Thousands of employees of the U.N agency for Palestinian refugees demonstrate in support o
AP/ Khalil Hamra

TEL AVIV – President Donald Trump’s senior adviser and son-in-law Jared Kushner is pushing to get rid of the refugee status of millions of Palestinians as well as shut down the United Nations agency for so-called Palestinian refugees, which he said was “corrupt” and “unhelpful” for the peace process, according to emails written by Kushner and other members of the peace team that were obtained by Foreign Policy magazine.

The U.S. has suspended millions of dollars in aid to the United Nations Relief and Works Agency, or UNRWA, in recent months, over the Palestinian Authority’s continued boycott of the Trump administration.

“It is important to have an honest and sincere effort to disrupt UNRWA,” Kushner wrote in an email dated January 11, a few days before the U.S. froze $65 million in funding for UNRWA. “This [agency] perpetuates a status quo, is corrupt, inefficient and doesn’t help peace.”

“Our goal can’t be to keep things stable and as they are… Sometimes you have to strategically risk breaking things in order to get there,” he added in the email.

While the agency is said to minister to 5.1 million, the numbers are unclear, with conflicting statistics regarding the Palestinian diaspora. Palestinian “refugees” are the only refugees in the world that pass that status onto their descendants in perpetuity.

Another email written by adviser to Trump’s Middle East peace envoy Jason Greenblatt suggested closing UNRWA as part of a peace deal.

“UNRWA should come up with a plan to unwind itself and become part of the UNHCR [UN High Commissioner for Refugees] by the time its charter comes up again in 2019,” wrote Victoria Coates.

She noted that the proposition was one of a number of “spitball ideas that I’ve had that are also informed by some thoughts I’ve picked up from Jared, Jason and [UN envoy] Nikki [Haley]”

Other proposals included a suggestion that the UN agency be asked to operate on a monthly budget and come up with “a plan to remove all anti-Semitism from educational materials.”

UNRWA has also come under fire on many occasions for spreading anti-Semitic hate in its schools and employing members of terror organizations and supporters of terror. In February, UN Watch released a 130-page report exposing 40 UNRWA school employees in Gaza and elsewhere who engaged in incitement to terror against Israelis and expressed “anti-Semitism, including by posting Holocaust-denying videos and pictures celebrating Hitler.”

That month the agency also announced the suspension of an UNRWA employee suspected of having been elected as a Hamas leader.

According to Palestinian officials, Kushner and Greenblatt also asked Jordan to get rid of refugee status of the 2 million Palestinians living there so that UNRWA would no longer need to operate there.

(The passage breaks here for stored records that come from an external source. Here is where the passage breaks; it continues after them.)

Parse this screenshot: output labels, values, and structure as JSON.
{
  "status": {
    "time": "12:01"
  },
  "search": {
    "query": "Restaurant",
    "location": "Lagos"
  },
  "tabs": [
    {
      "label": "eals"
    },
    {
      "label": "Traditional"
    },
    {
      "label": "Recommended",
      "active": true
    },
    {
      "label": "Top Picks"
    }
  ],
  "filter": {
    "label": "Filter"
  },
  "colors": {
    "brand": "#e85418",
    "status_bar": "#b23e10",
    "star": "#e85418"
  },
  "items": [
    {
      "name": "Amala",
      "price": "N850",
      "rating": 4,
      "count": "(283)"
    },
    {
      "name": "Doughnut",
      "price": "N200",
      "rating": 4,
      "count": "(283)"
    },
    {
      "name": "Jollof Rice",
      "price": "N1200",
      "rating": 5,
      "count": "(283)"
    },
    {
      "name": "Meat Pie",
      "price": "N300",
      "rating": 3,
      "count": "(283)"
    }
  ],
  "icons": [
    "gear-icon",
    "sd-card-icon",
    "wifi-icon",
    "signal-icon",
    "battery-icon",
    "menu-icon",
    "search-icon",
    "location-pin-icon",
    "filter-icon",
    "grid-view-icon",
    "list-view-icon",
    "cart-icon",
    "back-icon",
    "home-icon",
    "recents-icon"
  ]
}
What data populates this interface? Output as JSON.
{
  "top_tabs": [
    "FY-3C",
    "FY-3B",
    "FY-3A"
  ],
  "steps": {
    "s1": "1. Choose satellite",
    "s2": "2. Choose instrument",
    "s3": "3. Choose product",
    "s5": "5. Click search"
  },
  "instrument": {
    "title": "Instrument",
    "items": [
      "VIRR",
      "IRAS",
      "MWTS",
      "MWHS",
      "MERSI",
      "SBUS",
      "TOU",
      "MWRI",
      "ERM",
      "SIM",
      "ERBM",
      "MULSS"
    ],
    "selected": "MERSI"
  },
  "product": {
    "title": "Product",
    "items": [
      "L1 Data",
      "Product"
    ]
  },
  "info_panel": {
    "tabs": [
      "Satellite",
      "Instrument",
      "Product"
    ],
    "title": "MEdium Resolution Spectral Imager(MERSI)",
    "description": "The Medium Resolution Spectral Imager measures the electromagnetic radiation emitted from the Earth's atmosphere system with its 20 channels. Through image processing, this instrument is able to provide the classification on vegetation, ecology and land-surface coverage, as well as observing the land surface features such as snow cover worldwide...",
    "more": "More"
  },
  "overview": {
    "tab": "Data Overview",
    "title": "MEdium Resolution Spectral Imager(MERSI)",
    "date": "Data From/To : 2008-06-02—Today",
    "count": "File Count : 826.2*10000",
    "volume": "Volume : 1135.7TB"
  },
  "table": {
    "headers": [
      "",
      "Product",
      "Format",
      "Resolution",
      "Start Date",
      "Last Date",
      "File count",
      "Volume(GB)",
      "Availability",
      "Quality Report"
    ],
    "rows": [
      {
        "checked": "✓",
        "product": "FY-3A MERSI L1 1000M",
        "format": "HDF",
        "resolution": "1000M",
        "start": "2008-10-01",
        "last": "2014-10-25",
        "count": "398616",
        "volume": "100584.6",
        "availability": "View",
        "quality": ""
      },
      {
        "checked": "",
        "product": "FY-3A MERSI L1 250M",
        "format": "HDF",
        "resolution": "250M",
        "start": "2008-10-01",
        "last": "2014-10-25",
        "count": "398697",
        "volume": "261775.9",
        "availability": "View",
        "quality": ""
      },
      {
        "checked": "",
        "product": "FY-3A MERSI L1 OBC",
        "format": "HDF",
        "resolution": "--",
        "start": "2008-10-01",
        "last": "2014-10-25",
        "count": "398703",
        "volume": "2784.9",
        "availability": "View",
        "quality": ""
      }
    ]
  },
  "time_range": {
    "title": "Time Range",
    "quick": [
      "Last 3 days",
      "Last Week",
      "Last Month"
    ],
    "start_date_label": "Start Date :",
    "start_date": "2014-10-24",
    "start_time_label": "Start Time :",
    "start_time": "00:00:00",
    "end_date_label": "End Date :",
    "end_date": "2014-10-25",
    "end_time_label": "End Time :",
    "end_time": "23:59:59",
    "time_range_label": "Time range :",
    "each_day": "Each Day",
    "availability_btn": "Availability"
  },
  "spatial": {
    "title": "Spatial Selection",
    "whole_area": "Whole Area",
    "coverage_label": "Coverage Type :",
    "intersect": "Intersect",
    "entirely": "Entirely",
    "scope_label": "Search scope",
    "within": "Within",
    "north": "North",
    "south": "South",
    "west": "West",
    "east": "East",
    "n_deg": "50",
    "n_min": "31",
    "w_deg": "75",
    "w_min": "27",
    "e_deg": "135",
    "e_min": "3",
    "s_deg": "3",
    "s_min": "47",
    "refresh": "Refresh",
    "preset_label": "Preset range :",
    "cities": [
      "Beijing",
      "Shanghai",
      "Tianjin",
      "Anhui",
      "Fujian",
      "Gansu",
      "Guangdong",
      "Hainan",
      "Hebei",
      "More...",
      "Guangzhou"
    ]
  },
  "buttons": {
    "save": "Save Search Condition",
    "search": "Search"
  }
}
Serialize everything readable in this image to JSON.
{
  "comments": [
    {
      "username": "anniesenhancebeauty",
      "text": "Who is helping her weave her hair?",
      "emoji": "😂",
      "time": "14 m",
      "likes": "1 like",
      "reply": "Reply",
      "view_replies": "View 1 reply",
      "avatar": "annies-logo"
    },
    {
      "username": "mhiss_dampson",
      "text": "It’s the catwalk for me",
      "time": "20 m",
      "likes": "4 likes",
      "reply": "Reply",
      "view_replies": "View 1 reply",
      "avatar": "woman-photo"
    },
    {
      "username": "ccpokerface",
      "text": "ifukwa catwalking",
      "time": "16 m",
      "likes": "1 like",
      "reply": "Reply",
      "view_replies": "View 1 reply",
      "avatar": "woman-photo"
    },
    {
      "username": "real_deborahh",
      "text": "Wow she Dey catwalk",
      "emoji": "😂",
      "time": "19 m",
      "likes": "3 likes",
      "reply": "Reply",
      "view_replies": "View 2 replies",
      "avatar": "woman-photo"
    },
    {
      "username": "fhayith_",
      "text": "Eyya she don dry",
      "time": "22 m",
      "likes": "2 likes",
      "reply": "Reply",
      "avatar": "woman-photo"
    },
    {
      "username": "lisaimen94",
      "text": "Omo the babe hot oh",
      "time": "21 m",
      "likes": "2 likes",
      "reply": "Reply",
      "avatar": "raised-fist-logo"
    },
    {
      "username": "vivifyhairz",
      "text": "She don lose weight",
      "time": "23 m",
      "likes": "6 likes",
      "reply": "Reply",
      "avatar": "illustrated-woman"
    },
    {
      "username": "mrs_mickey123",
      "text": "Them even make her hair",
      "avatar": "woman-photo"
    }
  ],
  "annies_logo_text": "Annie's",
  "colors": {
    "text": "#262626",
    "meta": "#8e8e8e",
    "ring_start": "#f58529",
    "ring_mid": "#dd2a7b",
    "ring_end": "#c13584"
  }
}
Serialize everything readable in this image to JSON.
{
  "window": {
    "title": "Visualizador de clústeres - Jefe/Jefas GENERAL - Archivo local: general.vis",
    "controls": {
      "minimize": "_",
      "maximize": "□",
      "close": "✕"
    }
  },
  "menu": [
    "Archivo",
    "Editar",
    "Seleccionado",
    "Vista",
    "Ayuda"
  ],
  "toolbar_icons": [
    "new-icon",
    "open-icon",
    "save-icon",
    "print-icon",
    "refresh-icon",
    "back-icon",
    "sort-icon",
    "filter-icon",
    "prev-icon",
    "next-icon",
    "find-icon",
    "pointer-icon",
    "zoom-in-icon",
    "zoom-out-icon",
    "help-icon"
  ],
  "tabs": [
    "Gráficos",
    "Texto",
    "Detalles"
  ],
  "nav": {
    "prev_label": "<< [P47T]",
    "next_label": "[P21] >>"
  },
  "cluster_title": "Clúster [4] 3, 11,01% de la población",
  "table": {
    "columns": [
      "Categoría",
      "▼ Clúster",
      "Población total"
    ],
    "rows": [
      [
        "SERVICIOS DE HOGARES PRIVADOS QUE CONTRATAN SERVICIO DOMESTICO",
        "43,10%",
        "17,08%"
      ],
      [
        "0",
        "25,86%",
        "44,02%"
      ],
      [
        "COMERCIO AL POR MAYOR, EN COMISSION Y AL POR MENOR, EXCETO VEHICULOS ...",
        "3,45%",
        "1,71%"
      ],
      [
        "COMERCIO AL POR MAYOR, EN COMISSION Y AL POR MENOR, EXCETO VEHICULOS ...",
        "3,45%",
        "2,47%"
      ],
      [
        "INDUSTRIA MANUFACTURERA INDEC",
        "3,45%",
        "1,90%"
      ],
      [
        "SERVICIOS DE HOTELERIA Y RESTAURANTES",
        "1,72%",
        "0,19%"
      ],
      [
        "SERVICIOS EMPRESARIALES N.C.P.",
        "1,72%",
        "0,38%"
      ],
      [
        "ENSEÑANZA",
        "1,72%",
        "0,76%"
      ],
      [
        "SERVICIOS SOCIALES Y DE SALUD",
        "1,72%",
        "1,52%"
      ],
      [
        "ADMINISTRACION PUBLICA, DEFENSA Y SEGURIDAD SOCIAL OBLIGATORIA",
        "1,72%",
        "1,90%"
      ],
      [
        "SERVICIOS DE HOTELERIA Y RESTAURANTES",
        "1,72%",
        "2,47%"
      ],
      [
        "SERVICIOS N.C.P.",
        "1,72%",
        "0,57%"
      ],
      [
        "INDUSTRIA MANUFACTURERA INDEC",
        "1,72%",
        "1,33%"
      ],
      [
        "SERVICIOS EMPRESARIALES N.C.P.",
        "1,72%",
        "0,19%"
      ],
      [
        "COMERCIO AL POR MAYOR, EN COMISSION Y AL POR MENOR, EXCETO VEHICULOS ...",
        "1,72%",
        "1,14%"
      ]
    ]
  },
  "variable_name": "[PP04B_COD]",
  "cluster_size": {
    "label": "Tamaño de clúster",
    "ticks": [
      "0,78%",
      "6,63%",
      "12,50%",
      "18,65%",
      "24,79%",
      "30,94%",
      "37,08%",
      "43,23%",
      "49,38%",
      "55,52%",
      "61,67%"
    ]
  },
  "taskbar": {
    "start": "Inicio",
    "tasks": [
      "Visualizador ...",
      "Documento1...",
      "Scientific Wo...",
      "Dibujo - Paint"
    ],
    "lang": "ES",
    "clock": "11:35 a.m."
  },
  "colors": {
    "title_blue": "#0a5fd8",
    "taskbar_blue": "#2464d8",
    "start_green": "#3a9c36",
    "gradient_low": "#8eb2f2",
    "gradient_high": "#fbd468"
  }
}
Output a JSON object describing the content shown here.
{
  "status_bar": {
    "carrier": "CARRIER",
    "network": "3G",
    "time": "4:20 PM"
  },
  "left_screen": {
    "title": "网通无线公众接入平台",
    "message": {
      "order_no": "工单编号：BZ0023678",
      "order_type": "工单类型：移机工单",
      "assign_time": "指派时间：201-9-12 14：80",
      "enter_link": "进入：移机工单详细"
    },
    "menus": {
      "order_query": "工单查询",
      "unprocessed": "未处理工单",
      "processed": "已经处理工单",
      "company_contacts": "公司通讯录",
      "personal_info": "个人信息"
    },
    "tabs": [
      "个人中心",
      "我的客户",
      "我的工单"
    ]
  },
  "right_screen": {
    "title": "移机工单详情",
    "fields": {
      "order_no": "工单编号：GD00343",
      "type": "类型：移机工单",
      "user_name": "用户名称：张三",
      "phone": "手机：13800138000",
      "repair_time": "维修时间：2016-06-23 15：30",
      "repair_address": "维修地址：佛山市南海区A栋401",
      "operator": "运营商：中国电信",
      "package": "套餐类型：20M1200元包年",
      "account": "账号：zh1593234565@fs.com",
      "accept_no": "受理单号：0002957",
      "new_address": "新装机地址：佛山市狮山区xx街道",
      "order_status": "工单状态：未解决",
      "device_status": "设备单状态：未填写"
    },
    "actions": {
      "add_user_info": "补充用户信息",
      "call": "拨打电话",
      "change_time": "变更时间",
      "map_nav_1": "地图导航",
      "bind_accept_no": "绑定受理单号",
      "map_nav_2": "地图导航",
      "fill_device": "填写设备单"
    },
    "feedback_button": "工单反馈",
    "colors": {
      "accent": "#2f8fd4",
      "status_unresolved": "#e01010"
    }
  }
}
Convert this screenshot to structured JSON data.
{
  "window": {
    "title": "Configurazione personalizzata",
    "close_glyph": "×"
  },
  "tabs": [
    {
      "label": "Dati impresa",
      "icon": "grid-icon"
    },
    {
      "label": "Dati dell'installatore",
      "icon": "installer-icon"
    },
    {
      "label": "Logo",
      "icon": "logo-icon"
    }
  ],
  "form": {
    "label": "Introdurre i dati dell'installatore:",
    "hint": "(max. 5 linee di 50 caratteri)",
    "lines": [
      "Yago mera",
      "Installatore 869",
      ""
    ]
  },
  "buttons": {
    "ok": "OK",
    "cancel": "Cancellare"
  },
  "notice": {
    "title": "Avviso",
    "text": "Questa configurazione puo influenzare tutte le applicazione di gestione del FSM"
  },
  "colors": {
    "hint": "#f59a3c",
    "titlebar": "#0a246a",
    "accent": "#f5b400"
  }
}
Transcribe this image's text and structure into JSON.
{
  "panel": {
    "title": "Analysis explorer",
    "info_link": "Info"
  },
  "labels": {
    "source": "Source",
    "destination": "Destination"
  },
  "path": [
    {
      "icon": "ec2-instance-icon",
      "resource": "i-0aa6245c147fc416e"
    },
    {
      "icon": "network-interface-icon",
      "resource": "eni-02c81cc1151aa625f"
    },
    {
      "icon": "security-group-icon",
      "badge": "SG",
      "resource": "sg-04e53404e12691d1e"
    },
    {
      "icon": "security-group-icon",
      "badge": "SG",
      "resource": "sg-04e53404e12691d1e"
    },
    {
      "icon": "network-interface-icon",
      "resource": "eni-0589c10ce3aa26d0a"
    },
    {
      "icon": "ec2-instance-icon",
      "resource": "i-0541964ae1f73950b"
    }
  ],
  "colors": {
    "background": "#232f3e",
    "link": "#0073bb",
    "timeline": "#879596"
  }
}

“[Kushner said] the resettlement has to take place in the host countries and these governments can do the job that UNRWA was doing,” said Palestinian Liberation Organization official Hanan Ashrawi, according to Foreign Policy.

“They want to take a really irresponsible, dangerous decision and the whole region will suffer,” she added, claiming the U.S. would give the money to Jordan instead.

The UN itself released a report in 2015 that found Palestinian terror groups used three empty UN-run schools in Gaza as a weapons cache. Moreover, it said that in at least two cases terrorists “probably” fired rockets at Israel from the schools during the 50-day summer conflict in 2014 between Israel and Hamas.

In January, Trump slammed the PA over its refusal to deal with the US, saying his administration should not continue to give “massive payments” to the Palestinians when they are “no longer willing to talk peace.”

“We pay the Palestinians HUNDRED OF MILLIONS OF DOLLARS a year and get no appreciation or respect,” Trump tweeted. “They don’t even want to negotiate a long overdue peace treaty with Israel. We have taken Jerusalem, the toughest part of the negotiation, off the table, but Israel, for that, would have had to pay more.”